There was strong collaboration with support departments such as pharmacy, pathology and the blood transfusion team, which was vital for success. In addition to their responsibilities in non Covid-19 clinical trials, our dedicated pharmacy team implemented guidelines for ward staff and clinicians, highlighting prohibited medications and instructions for reconstituting tocilizumab.

Clinical trial prescriptions for all RECOVERY trial medications were incorporated in our electronic patient record system, enabling clinicians to quickly locate the correct prescription and prescribe using ‘search, select and click’. To ensure patient safety, reminders for nursing staff to check vital signs or undertake patient monitoring during infusions were included in the prescription.

The Covid-19 pandemic was an anxious time for all and our approach following guidance from the Covid trauma response group (The King’s Fund, 2020) ensured success. This included open and honest briefings, encouraged staff to use support mechanisms and monitored support needs as the pandemic changed.

The research team were required to work very differently and in new clinical areas. To ensure maximum wellbeing of the team, we adopted a ‘buddy system’, in which we paired the novice or anxious staff member with expert staff, and held daily ‘huddles’, whether virtual or socially distanced. This was a mechanism to raise concerns, deal with panic and provide mental and emotional support. We used these huddles to discuss RECOVERY recruitment strategies, action plans, to coach or train and share practice (Driscoll, 2006).

Results

Due to our recruitment success (Fig 1), our site was one of three in the Yorkshire and Humber Clinical Research Network to be selected to receive funding to pilot seven-day RECOVERY cover for November 2020. We recruited 33 patients to the RECOVERY trial over four weekends, which was a significant contribution to research.

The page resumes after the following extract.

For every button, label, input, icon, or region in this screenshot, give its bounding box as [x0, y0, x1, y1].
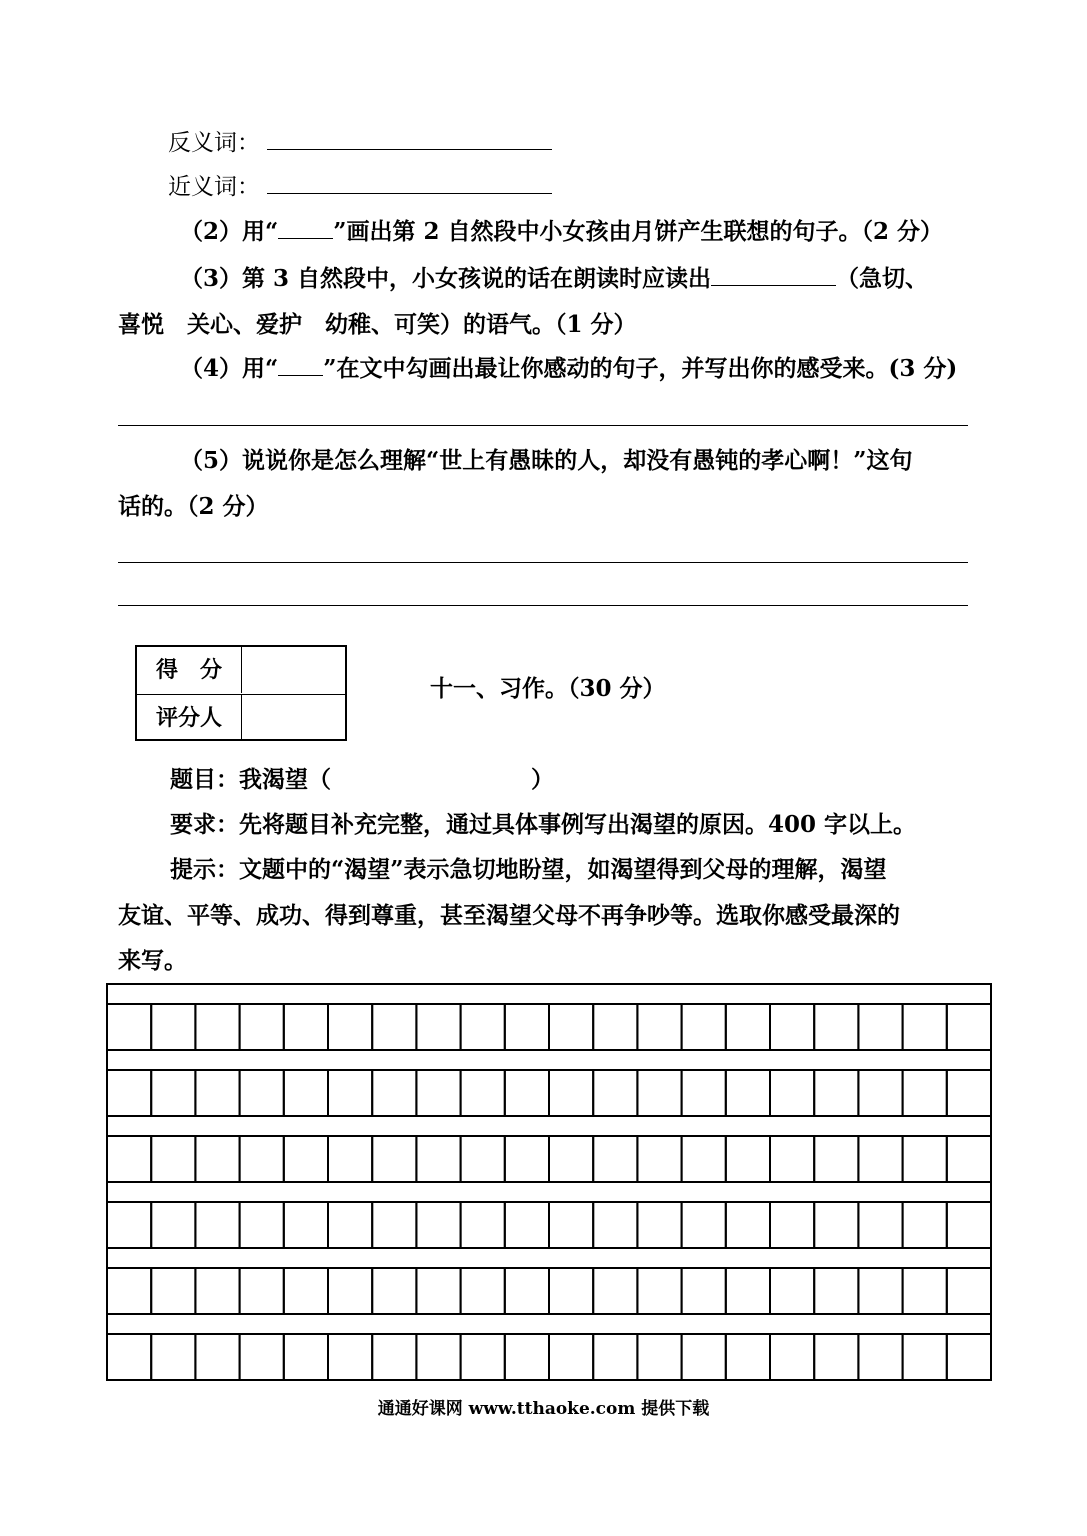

Delivering these ground-breaking clinical trials at our trust has allowed us to contribute to identifying treatments that could save millions of lives. In comparison with other regional NHS trusts, our research team is small and, compared with neighbouring trusts, we redeployed the largest number to staff to frontline services. Our recruitment success is testament to teamwork, determination and the resilience of our staff and frontline clinicians supporting the trial and our ability to change. We brought together over 40 ‘research-naïve’ clinicians and mentored them using a hands-on approach, delivering vital research in a pressurised environment with minimum capacity to do anything other than care for our patients who were acutely ill with Covid-19.

Our increased presence in clinical areas raised awareness of the significant impact made by research and its benefits for patient treatment and care, particularly in ward areas where clinical research was new; this increased involvement of clinical teams has heightened interest in this work. It has led to greater exposure for our team through organisation-wide communication routes and we have received invitations to forums such as the trust board, finance department and executive board meetings, as well as nursing forums such as the matron and lead nurse briefings, to raise awareness of clinical research.

Following analysis of the steroid versus standard practice option, dexamethasone became standard practice. It was added to our e-prescribing system and was ready to administer to patients within two hours of the RECOVERY press release being issued.

Our new way of working during the initial Covid-19 pandemic continued following our entry for the Nursing Times clinical research award. We addressed the learning from our experiences and improved processes to ensure continuity under changing circumstances. We have embedded this way of working as we restart non-Covid-19 clinical trials. This will provide new investigators with excellent support and guidance to develop knowledge and skills in clinical research.